And behind his friend’s twinkling eyes and ready smile, Melton had seen real fear at being left behind to burn in a nuclear furnace. It made it all the more affecting that he had agreed to track Melton down for the British broadcaster, which had lost contact with him when he was injured. Bret wondered whether he would have done the same thing in Mirsaad’s place. The small coterie of full-time war correspondents tended to be close and unusually supportive of each other, but Mirsaad had spent days hunting him through the vast labyrinth of the US Transport Command and, having found him in that transit hangar out in the desert, had insisted on personally driving the injured reporter three hundred miles to Kuwait City.
‘Don’t you have a job?’ asked Melton as they waited in the lounge for his BA flight to England.
‘I am a roving reporter,’ Mirsaad replied with a grin. ‘I rove, therefore I am. And I will file many stories on the reaction to the Israeli bombs and to the American pull-out. Frankly, if it keeps me away from the bombsites themselves, I am grateful. I have heard from colleagues sent into Egypt and Syria about the conditions there. Many of them are now very sick. The network has suspended operations in the irradiated areas until they are safe. Well,
Melton snorted. ‘Not much of a ceasefire, Sadie. The Israelis wiped the field clean with a couple of airburst nukes. EMPs fried everything the Iranians had.’
Mirsaad’s fragile smile fell away. ‘You know, a lot of people are saying that if your government had not warned Tehran and the others, they would not have deployed all of their defences to be wiped out. Many people think it was a conspiracy, a plot between Washington and Tel Aviv to steal all of the oil, not just Saddam’s.’
The American regarded his friend warily. ‘Sadie,’ he said in a gentle tone, ‘Washington’s gone. Bush, Cheney, all of them. All the petrol-company head offices, motor manufacturers, arms companies, all gone. If there was a conspiracy, it was a one-way street. Everything I’ve seen tells me the Israelis completely suckered Jim Ritchie. Iranian military doctrine is to throw everything at a threat. No reserves. They got an hour or so warning and put everything up. They tried to warn their own people, with the end result that the entire country lit up in panic. Computers, phones, radio, TV, every goddamn piece of electronic equipment in the place, and none of it hardened against a pulse.’

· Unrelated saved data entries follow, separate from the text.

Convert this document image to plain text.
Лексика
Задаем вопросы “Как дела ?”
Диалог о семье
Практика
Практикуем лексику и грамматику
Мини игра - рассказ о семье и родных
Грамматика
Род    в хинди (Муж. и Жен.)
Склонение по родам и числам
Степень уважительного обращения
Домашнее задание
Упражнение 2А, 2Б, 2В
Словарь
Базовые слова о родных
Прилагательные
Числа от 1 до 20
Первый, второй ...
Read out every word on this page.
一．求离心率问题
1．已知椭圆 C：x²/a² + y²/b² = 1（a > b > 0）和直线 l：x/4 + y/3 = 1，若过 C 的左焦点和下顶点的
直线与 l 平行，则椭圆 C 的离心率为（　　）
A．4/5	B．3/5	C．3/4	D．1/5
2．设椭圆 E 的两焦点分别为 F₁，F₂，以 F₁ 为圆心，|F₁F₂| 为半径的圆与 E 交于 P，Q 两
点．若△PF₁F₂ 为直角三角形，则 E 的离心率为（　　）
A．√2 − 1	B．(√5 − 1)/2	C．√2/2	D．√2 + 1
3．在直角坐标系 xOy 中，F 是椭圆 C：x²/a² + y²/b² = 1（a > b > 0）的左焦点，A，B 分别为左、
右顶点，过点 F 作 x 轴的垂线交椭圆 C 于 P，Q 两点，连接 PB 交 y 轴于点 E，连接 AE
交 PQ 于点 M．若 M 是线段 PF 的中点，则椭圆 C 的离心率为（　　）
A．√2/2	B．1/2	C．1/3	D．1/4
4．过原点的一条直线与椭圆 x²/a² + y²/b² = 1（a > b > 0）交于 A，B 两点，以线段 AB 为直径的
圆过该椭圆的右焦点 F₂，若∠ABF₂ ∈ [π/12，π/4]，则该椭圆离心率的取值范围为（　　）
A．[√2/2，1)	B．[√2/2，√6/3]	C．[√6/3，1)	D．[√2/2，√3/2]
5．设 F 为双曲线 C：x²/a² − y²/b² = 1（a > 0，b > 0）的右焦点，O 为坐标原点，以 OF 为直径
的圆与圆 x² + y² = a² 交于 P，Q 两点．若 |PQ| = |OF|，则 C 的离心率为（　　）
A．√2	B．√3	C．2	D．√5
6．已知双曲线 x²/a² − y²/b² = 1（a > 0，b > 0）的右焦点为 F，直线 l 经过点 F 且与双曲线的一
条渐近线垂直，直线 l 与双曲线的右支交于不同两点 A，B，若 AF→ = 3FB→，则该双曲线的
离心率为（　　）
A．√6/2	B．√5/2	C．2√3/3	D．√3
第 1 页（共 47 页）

‘So what you are really saying, Bret, is that they didn’t need to bomb the cities. They had already destroyed their enemies as functioning modern societies.’
‘Well, I wouldn’t call them functioning or modern, but yes, I see your point,’ Melton replied. ‘Look, I don’t condone it – who would? By the time the final butcher’s bill is toted, they’ve probably killed, what, a hundred and fifty, two hundred million people. Christ only knows how many more if anybody else follows their lead. Possibly everyone, in the end. You know what that makes us – I mean, the US and the Disappearance?

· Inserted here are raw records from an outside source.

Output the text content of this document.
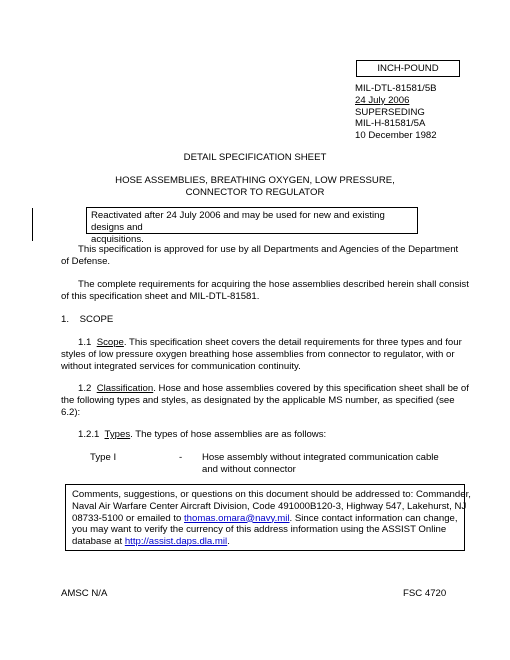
INCH-POUND
MIL-DTL-81581/5B
24 July 2006
SUPERSEDING
MIL-H-81581/5A
10 December 1982
DETAIL SPECIFICATION SHEET
HOSE ASSEMBLIES, BREATHING OXYGEN, LOW PRESSURE,
CONNECTOR TO REGULATOR
Reactivated after 24 July 2006 and may be used for new and existing designs and
acquisitions.
This specification is approved for use by all Departments and Agencies of the Department
of Defense.
The complete requirements for acquiring the hose assemblies described herein shall consist
of this specification sheet and MIL-DTL-81581.
1.    SCOPE
1.1 Scope. This specification sheet covers the detail requirements for three types and four
styles of low pressure oxygen breathing hose assemblies from connector to regulator, with or
without integrated services for communication continuity.
1.2 Classification. Hose and hose assemblies covered by this specification sheet shall be of
the following types and styles, as designated by the applicable MS number, as specified (see
6.2):
1.2.1 Types. The types of hose assemblies are as follows:
Type I	- Hose assembly without integrated communication cable
and without connector
Comments, suggestions, or questions on this document should be addressed to: Commander,
Naval Air Warfare Center Aircraft Division, Code 491000B120-3, Highway 547, Lakehurst, NJ
08733-5100 or emailed to thomas.omara@navy.mil. Since contact information can change,
you may want to verify the currency of this address information using the ASSIST Online
database at http://assist.daps.dla.mil.
AMSC N/A	FSC 4720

‘You are right,’ Mirsaad conceded. ‘I apologise. I sound like some ill-bred street Arab falling on conspiracy talk like a scabrous dog on a bone. Tell me truthfully, Bret, what do you think your military will do?’
He shook his head. ‘I have no idea, Sadie. Leave you all to it, I expect. We’re out of the superpower business as of last week. Go ask the Chinese, or whoever’s running India. If Pakistan hasn’t nuked them yet.’
They fell into an uncomfortable silence as the PA called flights out to Paris, Rotterdam and Bangkok. Melton attempted to find a position in which he could recline without putting pressure on his injured butt cheek or shoulder. It was difficult. But at least for the first time in weeks he was clean, and dressed in luxuriously soft and well-fitting civilian clothes. The BBC had sent him payment in euros for the copy he’d filed before he was wounded, and had advanced him another, larger sum, on the basis of the interviews he had taken at the transit facility out in the desert. As he’d expected, they were most interested in any European angle.
Their money was still worth something in Kuwait, at least in the hermetically sealed environment of the international airport. He was able to buy clothes and replace some lost and damaged equipment. Even better than that, he’d managed to fill a few prescriptions at a pharmacy on the main concourse and, now that he had escaped the Kafkaesque frustrations of the military transport system, he could eat when he felt like it.
‘What will you do when you get to London?’ asked Mirsaad.